For all its philosophical, political, and legal musings, this is a top-notch entertainment, written with intelligence and sensitivity and a sweeping sense of history. It grapples mightily with issues that, alas, our civilization is still facing 70 years or so on. As a southern writer so aptly put it at around the same time as the events depicted, the past is never dead. It’s not even past. That’s the message Malek ultimately delivers to the Army, in the person of Colonel Burton C. Andrus (John Slattery), the no-nonsense commander of the prison where the Nazis are held, who needs a simple answer and quick executions. That he also represents what a war-weary world needs to move on only adds to the urgency of his conflicts with Kelley.
On the legal side, we have Michael Shannon as Robert H. Jackson, the man explaining his reasoning to Kelley during that dramatic late-night meeting at the Nuremberg stadium. What could have been an exercise in painfully pedantic exposition becomes in Shannon’s able hands, and that of the script, a lively, even piquant, explanation of exactly what the Allies faced in that war-weary post-war world.
It’s easy to forget the quandary. Despite the orders of both Churchill and Roosevelt to shoot Göring on sight, he was taken into custody after surrendering (imperiously) to astonished non-coms at the end of the war, leaving the Allies wondering how to address the scope of the Nazis crimes that included the Holocaust (still just a rumor circulating through classified channel) and invading peaceful countries under the guise of repatriating former German holdings. It wasn’t just a matter of defeating the Third Reich, but of preventing a Fourth Reich. And scrambling to find a legal way to do so to prevent martyrs who might be used to revive the movement.

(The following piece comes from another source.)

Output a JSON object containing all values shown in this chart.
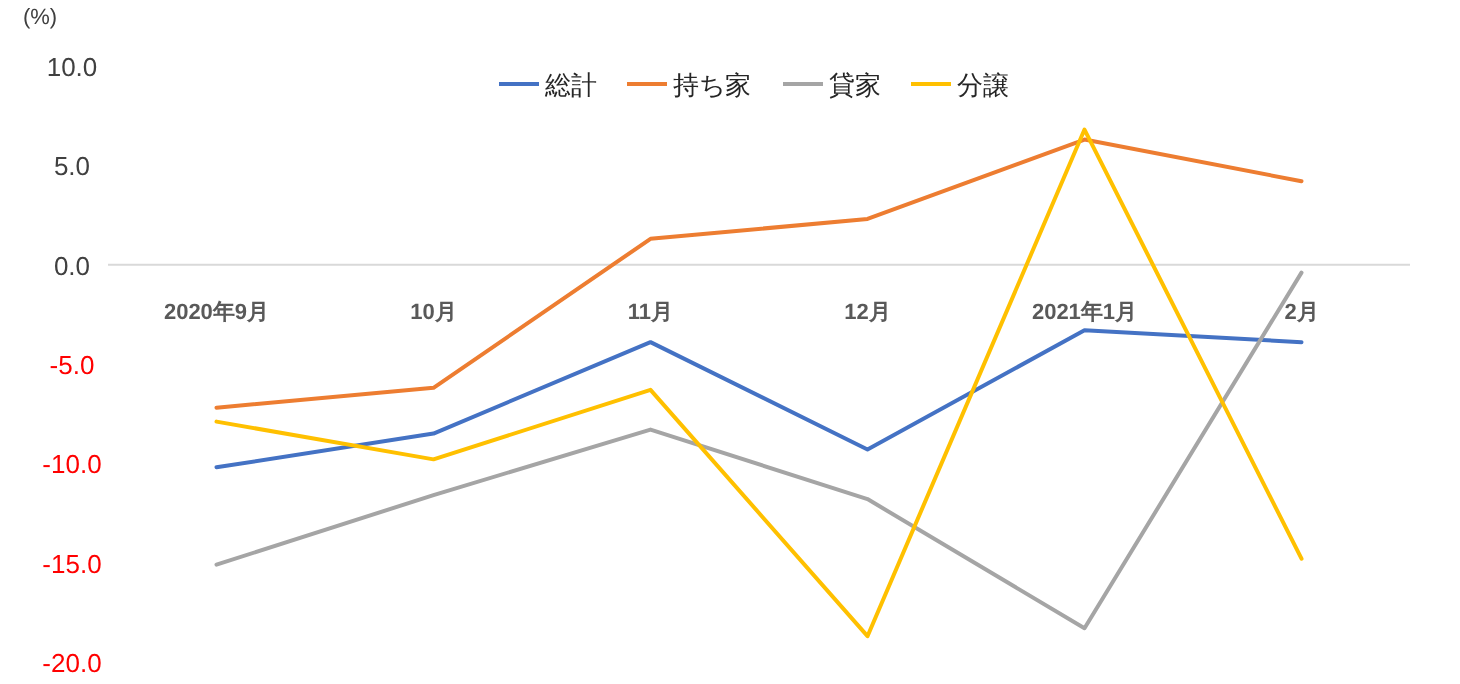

It begins cerebrally enough, with the legality of a tribunal to try the Nazis and a bone-chilling evaluation of the stakes of losing at trial. The dialogue is intellectually engaging, using wit and rhetorical devices to engage the viewer before the film lowers the boom of exactly what the Nazis did (footage of the camps from the trial are included), turning this theoretical exercise in jurisprudence into a stark reminder of the human consequences of unfettered power. From the general to the very personal as even the Pope dithers on the right thing to do, and Kelley finds that some issues refuse to resolve themselves into something other than a simple dichotomy of Draconian import. NUREMBERG is an engrossing experience, full of twists and turns worthy of the political thrill that it is, refusing to let us off the hook as we watch the best and worst of humanity play out before our eyes.